Monday evening my body decided that it had had enough with this schedule and pace and made it impossible for me to be away from the bathroom (to put it delicately). I don’t know if it was bug I caught from one of my sniffling students or something I ate but I was out of commission for two days, deadlines be damned. So, whatever it was that I was going to do this week… I was going to say, “went right in the toilet,” but that’s not a visual I want to think about right now. So, just like that, Tuesday’s and Wednesday’s classes are given “Math apps/games” to play in my absence and whatever I had hope to do “evaporated.” Damn. Luckily I was back together enough on Thursday to keep the WeDo robots program on track and begin the four-week cycle with new fifth and fourth grade classes. Small victories.

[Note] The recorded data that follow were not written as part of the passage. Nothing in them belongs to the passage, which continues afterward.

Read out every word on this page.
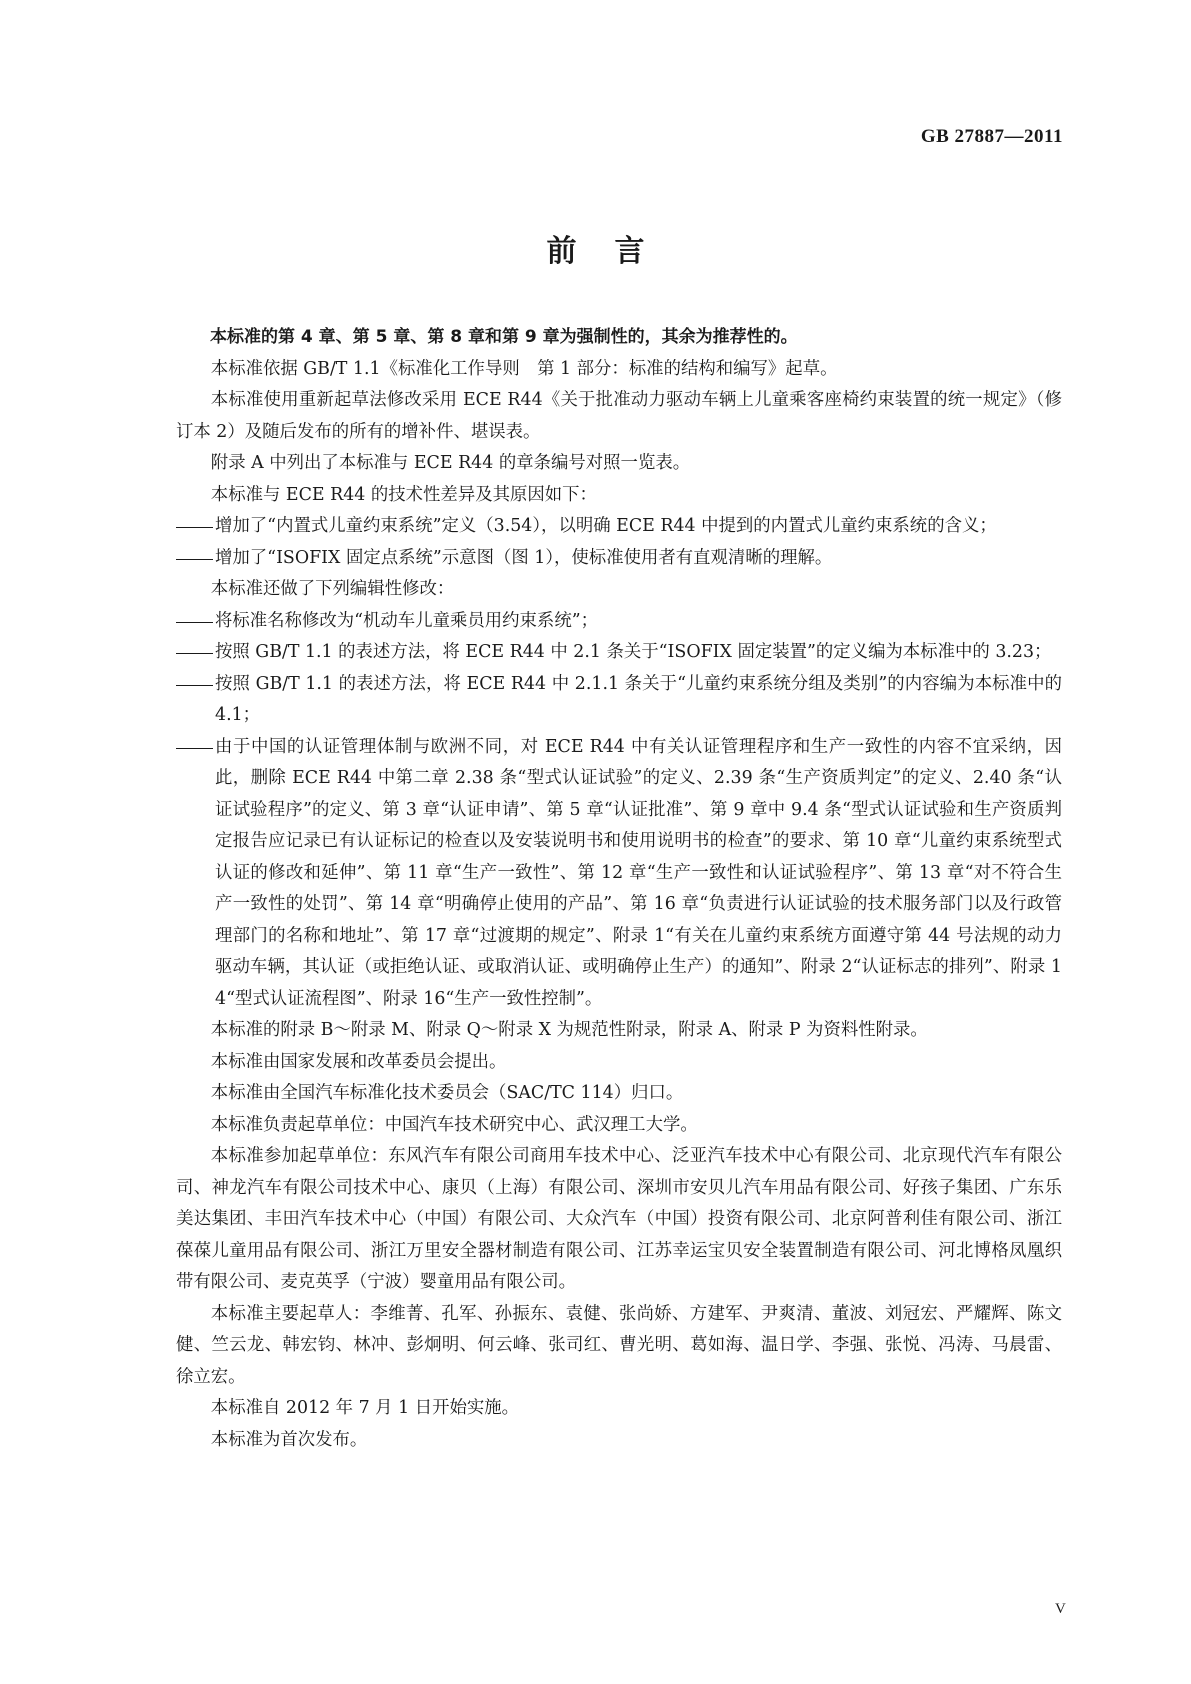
GB 27887—2011
前言

本标准的第 4 章、第 5 章、第 8 章和第 9 章为强制性的，其余为推荐性的。

本标准依据 GB/T 1.1《标准化工作导则　第 1 部分：标准的结构和编写》起草。

本标准使用重新起草法修改采用 ECE R44《关于批准动力驱动车辆上儿童乘客座椅约束装置的统一规定》（修订本 2）及随后发布的所有的增补件、堪误表。

附录 A 中列出了本标准与 ECE R44 的章条编号对照一览表。

本标准与 ECE R44 的技术性差异及其原因如下：

增加了“内置式儿童约束系统”定义（3.54），以明确 ECE R44 中提到的内置式儿童约束系统的含义；

增加了“ISOFIX 固定点系统”示意图（图 1），使标准使用者有直观清晰的理解。

本标准还做了下列编辑性修改：

将标准名称修改为“机动车儿童乘员用约束系统”；

按照 GB/T 1.1 的表述方法，将 ECE R44 中 2.1 条关于“ISOFIX 固定装置”的定义编为本标准中的 3.23；

按照 GB/T 1.1 的表述方法，将 ECE R44 中 2.1.1 条关于“儿童约束系统分组及类别”的内容编为本标准中的 4.1；

由于中国的认证管理体制与欧洲不同，对 ECE R44 中有关认证管理程序和生产一致性的内容不宜采纳，因此，删除 ECE R44 中第二章 2.38 条“型式认证试验”的定义、2.39 条“生产资质判定”的定义、2.40 条“认证试验程序”的定义、第 3 章“认证申请”、第 5 章“认证批准”、第 9 章中 9.4 条“型式认证试验和生产资质判定报告应记录已有认证标记的检查以及安装说明书和使用说明书的检查”的要求、第 10 章“儿童约束系统型式认证的修改和延伸”、第 11 章“生产一致性”、第 12 章“生产一致性和认证试验程序”、第 13 章“对不符合生产一致性的处罚”、第 14 章“明确停止使用的产品”、第 16 章“负责进行认证试验的技术服务部门以及行政管理部门的名称和地址”、第 17 章“过渡期的规定”、附录 1“有关在儿童约束系统方面遵守第 44 号法规的动力驱动车辆，其认证（或拒绝认证、或取消认证、或明确停止生产）的通知”、附录 2“认证标志的排列”、附录 14“型式认证流程图”、附录 16“生产一致性控制”。

本标准的附录 B～附录 M、附录 Q～附录 X 为规范性附录，附录 A、附录 P 为资料性附录。

本标准由国家发展和改革委员会提出。

本标准由全国汽车标准化技术委员会（SAC/TC 114）归口。

本标准负责起草单位：中国汽车技术研究中心、武汉理工大学。

本标准参加起草单位：东风汽车有限公司商用车技术中心、泛亚汽车技术中心有限公司、北京现代汽车有限公司、神龙汽车有限公司技术中心、康贝（上海）有限公司、深圳市安贝儿汽车用品有限公司、好孩子集团、广东乐美达集团、丰田汽车技术中心（中国）有限公司、大众汽车（中国）投资有限公司、北京阿普利佳有限公司、浙江葆葆儿童用品有限公司、浙江万里安全器材制造有限公司、江苏幸运宝贝安全装置制造有限公司、河北博格凤凰织带有限公司、麦克英孚（宁波）婴童用品有限公司。

本标准主要起草人：李维菁、孔军、孙振东、袁健、张尚娇、方建军、尹爽清、董波、刘冠宏、严耀辉、陈文健、竺云龙、韩宏钧、林冲、彭炯明、何云峰、张司红、曹光明、葛如海、温日学、李强、张悦、冯涛、马晨雷、徐立宏。

本标准自 2012 年 7 月 1 日开始实施。

本标准为首次发布。

V
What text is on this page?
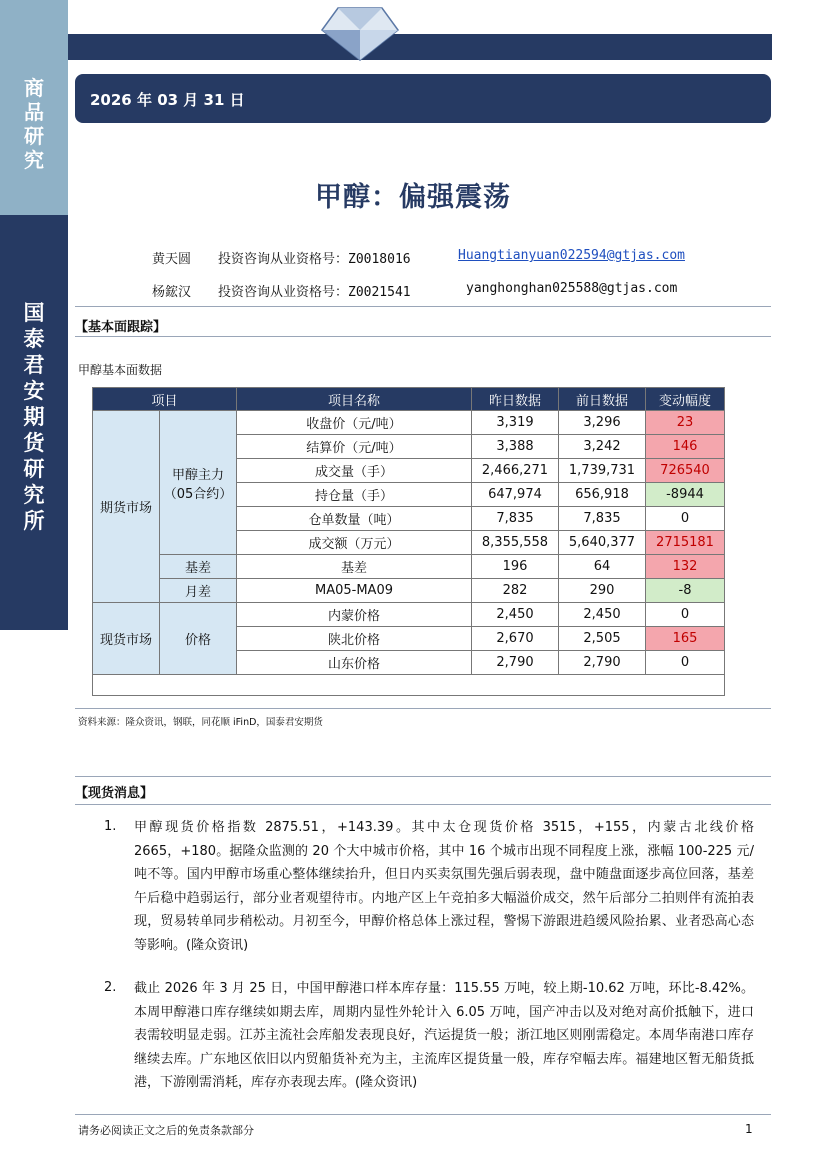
商
品
研
究
国
泰
君
安
期
货
研
究
所
2026 年 03 月 31 日
甲醇：偏强震荡
黄天圆 投资咨询从业资格号：Z0018016	Huangtianyuan022594@gtjas.com
杨鋐汉 投资咨询从业资格号：Z0021541	yanghonghan025588@gtjas.com
【基本面跟踪】
甲醇基本面数据
项目		项目名称	昨日数据	前日数据	变动幅度
期货市场	甲醇主力（05合约）	收盘价（元/吨）	3,319	3,296	23
		结算价（元/吨）	3,388	3,242	146
		成交量（手）	2,466,271	1,739,731	726540
		持仓量（手）	647,974	656,918	-8944
		仓单数量（吨）	7,835	7,835	0
		成交额（万元）	8,355,558	5,640,377	2715181
	基差	基差	196	64	132
	月差	MA05-MA09	282	290	-8
现货市场	价格	内蒙价格	2,450	2,450	0
		陕北价格	2,670	2,505	165
		山东价格	2,790	2,790	0

资料来源：隆众资讯，钢联，同花顺 iFinD，国泰君安期货
【现货消息】
1. 甲醇现货价格指数 2875.51，+143.39。其中太仓现货价格 3515，+155，内蒙古北线价格 2665，+180。据隆众监测的 20 个大中城市价格，其中 16 个城市出现不同程度上涨，涨幅 100-225 元/吨不等。国内甲醇市场重心整体继续抬升，但日内买卖氛围先强后弱表现，盘中随盘面逐步高位回落，基差午后稳中趋弱运行，部分业者观望待市。内地产区上午竞拍多大幅溢价成交，然午后部分二拍则伴有流拍表现，贸易转单同步稍松动。月初至今，甲醇价格总体上涨过程，警惕下游跟进趋缓风险抬累、业者恐高心态等影响。(隆众资讯)
2. 截止 2026 年 3 月 25 日，中国甲醇港口样本库存量：115.55 万吨，较上期-10.62 万吨，环比-8.42%。本周甲醇港口库存继续如期去库，周期内显性外轮计入 6.05 万吨，国产冲击以及对绝对高价抵触下，进口表需较明显走弱。江苏主流社会库船发表现良好，汽运提货一般；浙江地区则刚需稳定。本周华南港口库存继续去库。广东地区依旧以内贸船货补充为主，主流库区提货量一般，库存窄幅去库。福建地区暂无船货抵港，下游刚需消耗，库存亦表现去库。(隆众资讯)
请务必阅读正文之后的免责条款部分	1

So, here we are only seven weeks into the new school year and the pressure (mostly self-inflicted) has been enough that my own body betrayed me. Course correction time… or something. As much as I hate the paperwork, the objective-alignments, etc., these required steps push me to be a better educator. I was in an after-school meeting a couple weeks ago where every licensed educator was present learning and role-playing how to better assess the reading levels of our students. I looked around the room at all of these highly educated, mostly veteran educators, breaking things down to the most basic elements of the learning process. I was impressed at the expense being spent by administration to fund this meeting/training and how the general public has no idea of the extent of the effort these professionals are putting into bettering their practice teaching this community of mostly disadvantaged learners. That moment encapsulated the effort being spent to address the learning needs of this community.
Things are nowhere close to where i want them to be as far as my plans for the year, and I’m definitely not physically running on all cylinders, but I love these kids and that’s enough to spend another weekend writing lesson plans and alignment-schemes.